Inti Raymi’rata, Peru

While New Year is being celebrated annually by most parts of the world on January 1, the people of Peru celebrate it on June according to the Inca Calendar.

The Inti Raymi’rata is a religious ceremony of the Inca Empire or Tawantinsuyo done in honor of the god Inti. The god Inti is one of the most venerated deities in Inca Religion. That is why this festival is in celebration of the God of Sun which takes place on June 24th in the fortress of Sacsayhuaman, Cusco. Inti is the Quechua word meaning sun while Raymi is the Quechua word meaning celebration. Therefore, Inti Raymi’rata also means Sun Festival. Inti Raymi’rata is the celebration of the winter solstice which marked the first day of the New Year in the Inca calendar or beginning of the Andean New Year. Winter solstice has the shortest day of the year in regards to the time between sunrise and sunset. According to the Incas, the sun stays in the same place during winter solstice which begins on June 21 and only finally rises on the 24th.

The Inti Raymi celebration annually takes place in the Haukaypata or the main plaza in the city. It is a nine-day long celebration that culminates in a grand daylong event on the 24th of June. This festival is the most important out of all the four ceremonies being celebrated in Cusco as narrated by Inca Garcilaso de la Vega. Inca Garcilaso de la Vega is a historian well-known for documenting Inca history, culture, and tradition.
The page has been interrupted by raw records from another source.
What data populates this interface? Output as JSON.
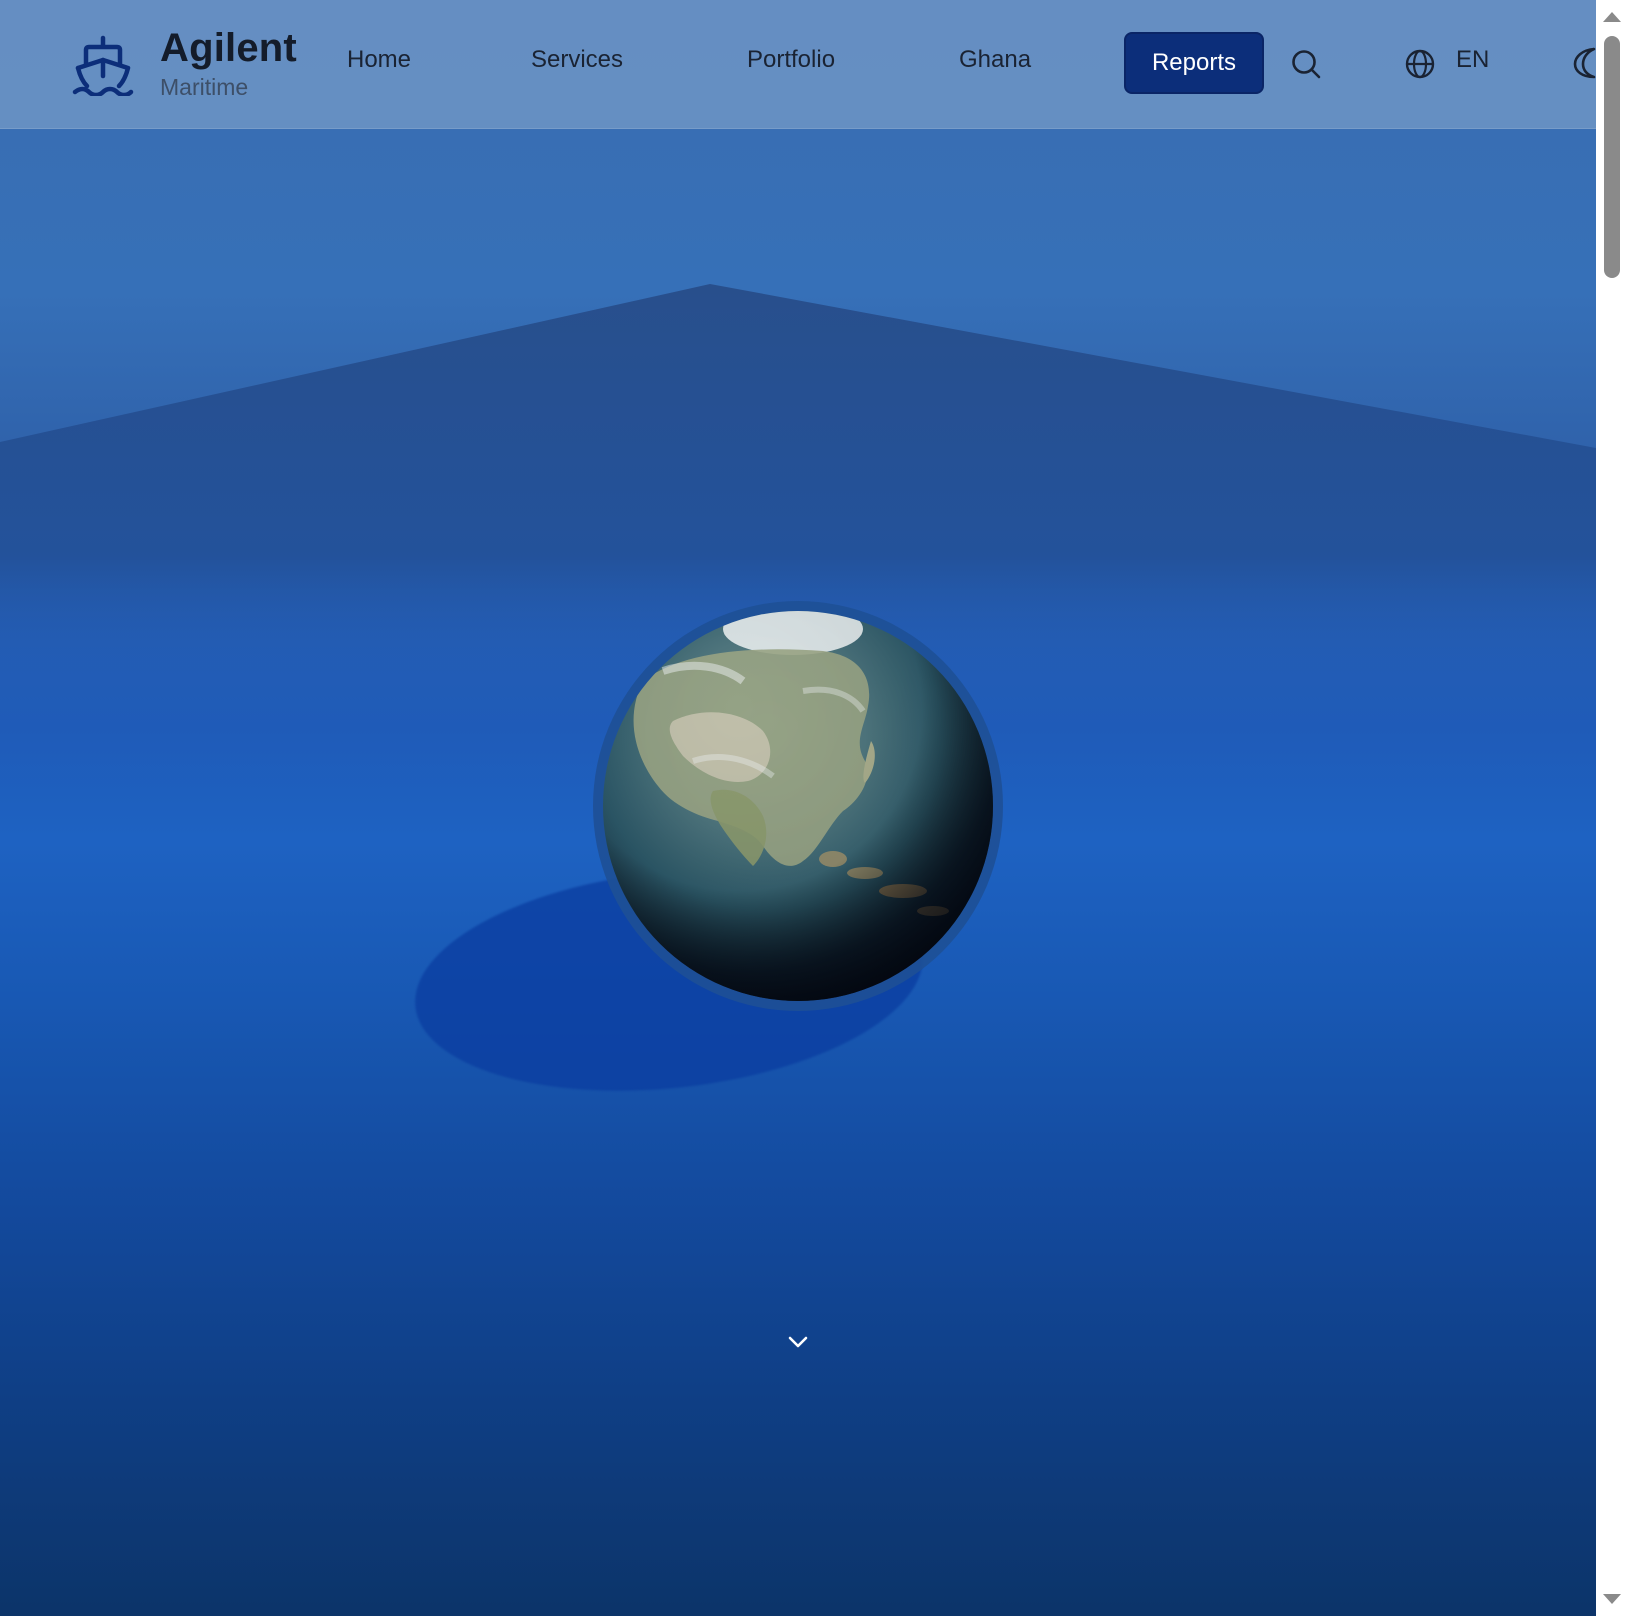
{
  "brand": {
    "name": "Agilent",
    "subtitle": "Maritime",
    "logo_icon": "ship-icon"
  },
  "nav": {
    "items": [
      {
        "label": "Home"
      },
      {
        "label": "Services"
      },
      {
        "label": "Portfolio"
      },
      {
        "label": "Ghana"
      }
    ],
    "reports_label": "Reports",
    "search_icon": "search-icon",
    "language_icon": "globe-icon",
    "language_label": "EN",
    "theme_icon": "moon-icon"
  },
  "hero": {
    "visual": "earth-globe",
    "scroll_icon": "chevron-down-icon"
  },
  "colors": {
    "primary": "#0c2e7a",
    "header_bg": "#6991c3",
    "hero_top": "#3a6db0",
    "hero_mid": "#1e62c2",
    "hero_bottom": "#0c3469"
  }
}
According to the accounts recorded by chronicler Garcilaso de la Vega, it was Sapa Inca Pachacuti who created the Inti Raymi to celebrate each New Year in the Andes of the Southern Hemisphere. Pachacuti, the first Inca made the Inti Raymi to celebrate the winter solstice and in order to ensure a good harvest season. Inti Raymi is being celebrated with dances, processions and animal sacrifices for Pachamama. It is done to thank Pachamama which is the goddess honored by the indigenous people of the Andes. The sun festival was first celebrated in 1412 while the last Inti Raymi that an Inca Emperor attended was carried out in 1535. After that, the Spanish and the Catholic priests banned the Inti Raymi’rata festival.

The sun festival was prohibited during the first years of the Spanish conquest. The majority of the Spanish people are Catholics that is why they prohibited the celebration of the Inti Raymi’rata because according to them it was a pagan ceremony and is not in line with the Catholic religion.

However, Faustino Espinoza Navarro made a historical reconstruction of the Inti Raymi in 1944 based on the chronicles of Garcilaso de la Vega. He re-created the Inti Raymi as a form of play happening every year on June 24. Since then, the event has grown in popularity with a theatrical representation of the Inti Raymi taking place at Askaywaman which is only two kilometers away from the original celebration in central Cusco. The event was very successful that it attracts thousands of tourists and local visitors and becomes the largest and most important celebration in South America.

Inti Raymi is being celebrated with music, sharing of food and colorful costumes most notable of which is the woven aya huma mask. The modern day re-enactment of the inti Raymi festival still retains all of its majestic glory. The only difference is that it does not include the procession of ancient mummies and there is only 1 animal sacrifice at the culmination of the celebration.